Naw you don't get to come back now that the sho is on the other foot
Last story: OP is straight up trash. Her entire attitude regarding her Dad's cheating and her Mom's pain is disgusting. 25yrs of marriage. Dad cheats,betrays her Mom,betrays her and her sister. What does OP say. I don't "like" what my Dad did. That's their relationship. OP just can't understand Why her Mom doesn't want OP to have anything to do with her Dad. Really. Then Mom pays for OP's plane ticket to come visit. See her her sister,new baby and to spend time with her for her birthday. Then OP has the gall to get all indignant when Mom tells her that she didn't pay all of that money for her to spend time with her Dad. OP was all upset because her Mom said that she wished her Dad would die. Really. OP doesn't want to hurt her Dad. Yet she is More than willing to stab her in the back. It "hurts her so much too cut her Mom off". B S, F OP. Mom should have cut OP off long ago.
I hope Mom finds someone that truly loves her, cares for her and is loyal to her.
nah the last thing the mom should do is involve her children with her personal vendetta. That's not how betrayed spouses should treat their children.
Mom's issues with the Pops was hers to handle. Provided the he was a good father, she had no reason to try to isolate them to the extent that she did.
Her venting would have been better served going towards her friends, siblings, and family. While maintaining composure and encouraging a solid relationship with the pops.
The decision on whether to cut the pops off would then be on the children.
@@MCWon212 Provided that he was a good Dad. Part of being a Good Dad is respecting your family. Being an example of How to show love, dedication,care and loyalty to your kids Mom is part of being a Good Dad.

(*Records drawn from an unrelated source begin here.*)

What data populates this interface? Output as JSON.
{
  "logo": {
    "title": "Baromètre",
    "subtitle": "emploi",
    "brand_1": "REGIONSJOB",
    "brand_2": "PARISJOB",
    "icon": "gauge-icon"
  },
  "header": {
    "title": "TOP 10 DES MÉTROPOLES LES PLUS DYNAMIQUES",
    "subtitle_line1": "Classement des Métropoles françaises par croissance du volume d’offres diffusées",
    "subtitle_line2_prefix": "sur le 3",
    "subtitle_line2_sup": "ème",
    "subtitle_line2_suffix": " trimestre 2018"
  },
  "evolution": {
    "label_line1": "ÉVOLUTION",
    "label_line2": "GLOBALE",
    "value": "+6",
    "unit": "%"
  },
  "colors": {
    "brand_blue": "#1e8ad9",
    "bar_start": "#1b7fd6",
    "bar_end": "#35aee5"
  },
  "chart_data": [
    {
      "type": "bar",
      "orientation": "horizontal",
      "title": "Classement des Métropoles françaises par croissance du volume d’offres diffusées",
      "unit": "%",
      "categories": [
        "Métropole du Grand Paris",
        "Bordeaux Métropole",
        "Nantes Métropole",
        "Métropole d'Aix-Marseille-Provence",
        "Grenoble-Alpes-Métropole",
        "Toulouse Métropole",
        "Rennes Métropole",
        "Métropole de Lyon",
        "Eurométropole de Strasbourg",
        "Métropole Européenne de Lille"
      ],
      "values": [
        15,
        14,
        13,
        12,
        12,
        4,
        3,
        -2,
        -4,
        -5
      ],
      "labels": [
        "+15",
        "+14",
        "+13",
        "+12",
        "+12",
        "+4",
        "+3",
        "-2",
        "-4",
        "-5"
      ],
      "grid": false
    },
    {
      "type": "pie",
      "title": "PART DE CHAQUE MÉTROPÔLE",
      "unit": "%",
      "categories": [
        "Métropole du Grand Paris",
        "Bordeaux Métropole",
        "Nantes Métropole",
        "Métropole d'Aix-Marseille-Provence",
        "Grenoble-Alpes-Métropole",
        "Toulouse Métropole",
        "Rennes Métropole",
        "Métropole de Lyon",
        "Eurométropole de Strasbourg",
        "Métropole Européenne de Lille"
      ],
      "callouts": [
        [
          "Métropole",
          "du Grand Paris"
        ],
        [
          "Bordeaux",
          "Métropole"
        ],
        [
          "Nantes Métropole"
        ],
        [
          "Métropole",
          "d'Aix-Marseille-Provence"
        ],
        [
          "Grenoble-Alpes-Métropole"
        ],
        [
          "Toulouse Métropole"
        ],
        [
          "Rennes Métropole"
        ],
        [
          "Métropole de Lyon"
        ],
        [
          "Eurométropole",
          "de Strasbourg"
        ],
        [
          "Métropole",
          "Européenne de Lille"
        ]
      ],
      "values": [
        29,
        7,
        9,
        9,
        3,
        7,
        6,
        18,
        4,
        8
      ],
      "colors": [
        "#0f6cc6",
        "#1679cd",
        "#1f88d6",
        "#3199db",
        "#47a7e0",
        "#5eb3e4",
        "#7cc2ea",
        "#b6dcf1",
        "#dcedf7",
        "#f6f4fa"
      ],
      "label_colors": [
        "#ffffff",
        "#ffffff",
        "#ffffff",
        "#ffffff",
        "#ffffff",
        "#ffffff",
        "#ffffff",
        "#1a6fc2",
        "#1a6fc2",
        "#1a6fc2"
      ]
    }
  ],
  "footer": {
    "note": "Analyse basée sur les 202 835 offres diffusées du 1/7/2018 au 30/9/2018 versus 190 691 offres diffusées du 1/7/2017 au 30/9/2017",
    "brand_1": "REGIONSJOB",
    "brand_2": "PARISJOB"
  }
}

Not deceiving and straight up lying to the kids and the wife for regardless of how long, is being a Good Dad.
OP and her sister are adults, they aren't 10yrs old. She knows but doesn't care about how badly Dad hurt her Mom. OP didn't give a crap when she 1st found out about her Dad cheating and what it did to her Mom. "That's their relationship". So it's not OP's family being ripped apart because her Dad is a backstabbing,lying, cheating bastrd. OP doesn't give a crap now either.
Personally I would love it if 10yrs down the line OP finds out that her hubby has been cheating on her for the past 5 or more years with multiple women and men. Do you think for a minute that OP would brush that off like she has her Dad cheating on her Mom and their family.
@@lindah3803na mom is trash no way you can defend her evil behavior no wonder he cheated
Are you being serious? Sure we only hear her side of the story but the mom sounds abuse as hell. For all we know she might have been acting that way towards her now ex-husband for years before the divorce as well. Either way you don't get to blackmail and abuse your kids just because you're hurting. The mom doesn't have to have anything to do with the dad, but she can't make her children never see their dad ever again if they don't feel the same. It's not the children's fault their dad cheated and you don't get to take their dad away from them.
What the hell is a birthweek
Doormat
🍿😮
#3. why are they surprised this harridan pulls? she is a C .. she can go where it never cools off
In story 2, op's son was a child. His frontal lobe wasn't fully developed. he did something absolutely horrible, but he was also a manipulated abused boy. He was just a kid. My suggestion would be family therapy, dad and son first and then dad son and daughter when the daughter feels comfortable. Op did mess up by leaving his son with a known abuser, even if he did something horrible. There are some parts that are the kids fault. He still chose to bully and harass his sister, which is heinous imo. Can we please not forget that kids are just kids? They don't have the mental capacity in decision making that adults do.
I agree! I hate how he cut his son and knowing that his ex-wife was an abuser. He was a child when things happened and his father failed him by not leaving sooner. I'm always disgusted with these stories. How do you know what type of manipulative POS you married and just continued on.